Kaynak: Muhasebat Genel Müdürlüğü veri tabanı
Yerel yönetimler, özellikle belediyeler, bütün ademi merkeziyetçilik iddialarına karşın, merkeze ve onun aktaracağı kaynaklara bağımlı, yetkileri, olması gerekenden daha dar ve kısıtlı. Bu durum, yerel yönetim harcamalarından her bölge, il kentlisinin farklı yararlanması gibi bir çarpıklığı da getiriyor. 2009 illere göre mahalli idare harcamalarını, aynı yılın il nüfuslarına böldüğümüzde, Türkiye ortalaması 665 TL. Peki bu ortalama, ilden ile nasıl değişiyor? Burada da , Doğu ve G.Doğu illerinin çoğunun, Türkiye ortalaması ve Batı’daki birçok ile göre, nüfus başına daha az harcama, dolayısıyla hizmet aldığını ortaya koyuyor.

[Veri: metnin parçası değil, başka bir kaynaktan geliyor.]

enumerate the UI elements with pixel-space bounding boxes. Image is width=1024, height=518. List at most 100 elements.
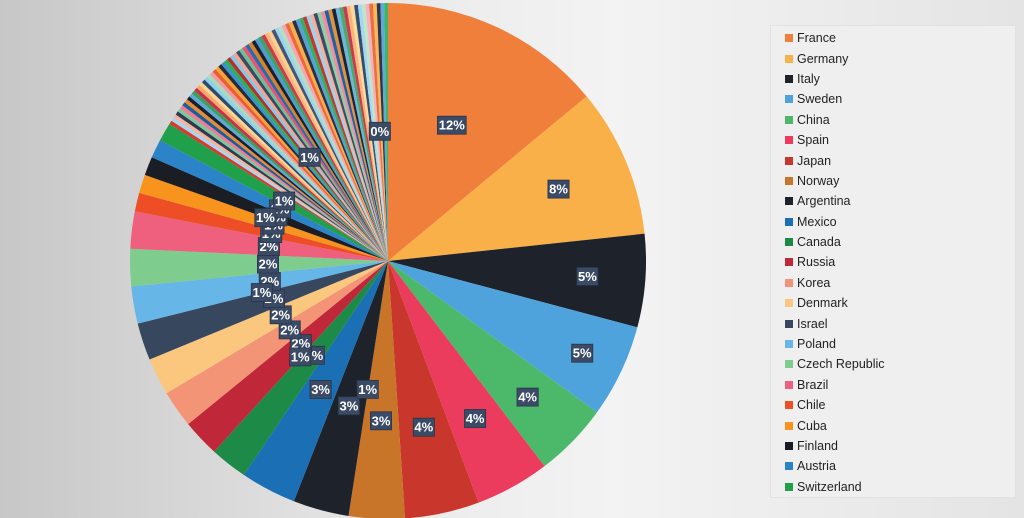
- legend-label: France: [797, 31, 836, 46]
- pie-slice-other-28: [180, 105, 388, 261]
- pie-slice-other-29: [182, 102, 388, 261]
- pie-slice-other-39: [207, 74, 388, 261]
- legend-label: Austria: [797, 459, 836, 474]
- pie-slice-other-27: [177, 108, 388, 261]
- pie-slice-other-36: [199, 82, 388, 261]
- legend-label: Czech Republic: [797, 357, 885, 372]
- pie-slice-other-66: [292, 20, 388, 261]
- data-label-text: 5%: [578, 269, 597, 284]
- data-label-text: 0%: [370, 124, 389, 139]
- legend-swatch: [785, 380, 793, 389]
- legend-item-russia: Russia: [771, 252, 1015, 272]
- legend-swatch: [785, 54, 793, 63]
- pie-slice-other-65: [288, 21, 388, 262]
- pie-slice-other-74: [320, 10, 388, 261]
- data-label-text: 2%: [259, 257, 278, 272]
- data-label-text: 1%: [253, 285, 272, 300]
- legend-swatch: [785, 74, 793, 83]
- legend-swatch: [785, 360, 793, 369]
- data-label-text: 2%: [291, 336, 310, 351]
- pie-slice-other-64: [285, 22, 388, 261]
- pie-slice-other-67: [295, 18, 388, 262]
- legend-swatch: [785, 34, 793, 43]
- pie-slice-other-37: [201, 79, 388, 261]
- data-label-box: [464, 409, 487, 428]
- pie-slice-other-34: [194, 87, 388, 261]
- data-label-27: 1%: [298, 147, 321, 167]
- legend-item-france: France: [771, 28, 1015, 48]
- legend-item-poland: Poland: [771, 334, 1015, 354]
- data-label-box: [369, 411, 392, 431]
- data-label-5: 4%: [464, 409, 487, 428]
- data-label-text: 4%: [466, 411, 485, 426]
- legend-label: Russia: [797, 255, 836, 270]
- pie-slice-other-31: [186, 96, 388, 262]
- data-label-text: 1%: [358, 382, 377, 397]
- legend-swatch: [785, 278, 793, 287]
- legend-item-mexico: Mexico: [771, 212, 1015, 232]
- data-label-text: 2%: [271, 307, 290, 322]
- pie-slice-other-78: [335, 7, 388, 261]
- legend-swatch: [785, 136, 793, 145]
- legend-label: Canada: [797, 235, 841, 250]
- legend-label: Finland: [797, 439, 838, 453]
- data-label-text: 4%: [414, 420, 433, 435]
- legend-item-spain: Spain: [771, 130, 1015, 150]
- data-label-box: [273, 191, 296, 211]
- legend-swatch: [785, 401, 793, 410]
- pie-slices: [129, 3, 647, 518]
- data-label-box: [412, 417, 435, 437]
- data-label-text: 3%: [372, 413, 391, 428]
- legend-swatch: [785, 115, 793, 124]
- pie-slice-other-81: [346, 5, 388, 262]
- pie-slice-other-57: [261, 34, 388, 261]
- data-label-box: [250, 283, 273, 302]
- pie-slice-other-73: [317, 11, 388, 261]
- data-label-13: 2%: [269, 305, 292, 325]
- data-label-1: 8%: [547, 179, 570, 199]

Gelişmiş Batı illerinde, kişi başına yerel yönetim harcaması, Türkiye ortalamasının yüzde 70 ila yüzde 90 üstünde seyrediyor. Buna karşılık, Kayseri, Bursa, Gaziantep, Adana, Denizli gibi Anadolu’nun gelişen illerinde nüfus başına yerel yönetim harcamalarının çok geride kaldığı görülüyor. Ama çarpıcı olan Doğu ve Güneydoğu illerinin durumu. Nüfus başına mahalli idare harcaması, Tunceli, Şırnak’ta Türkiye ortalamasının beşte biri kadar iken Diyarbakır’da bir kentli için yapılan harcama, Türkiye ortalamasından yüzde 40 , İstanbul’dakinden ise ise yüzde 63 gerisinde.
Bu göstergeler, demokratikleşme, yerelde kamu hizmeti adaleti açısından yapılacak çok şey olduğunu, bölgesel mağduriyetlerin ülkenin çok değişik bölgelerini kapsadığını ve bunlara neoliberal zihniyetin getireceği bir şey olmadığını, doğrudan demokrasi optiğinden yerelleşmeye ağırlık vermenin vaktinin gelip de geçmekte olduğunu yeterince ortaya koyuyor.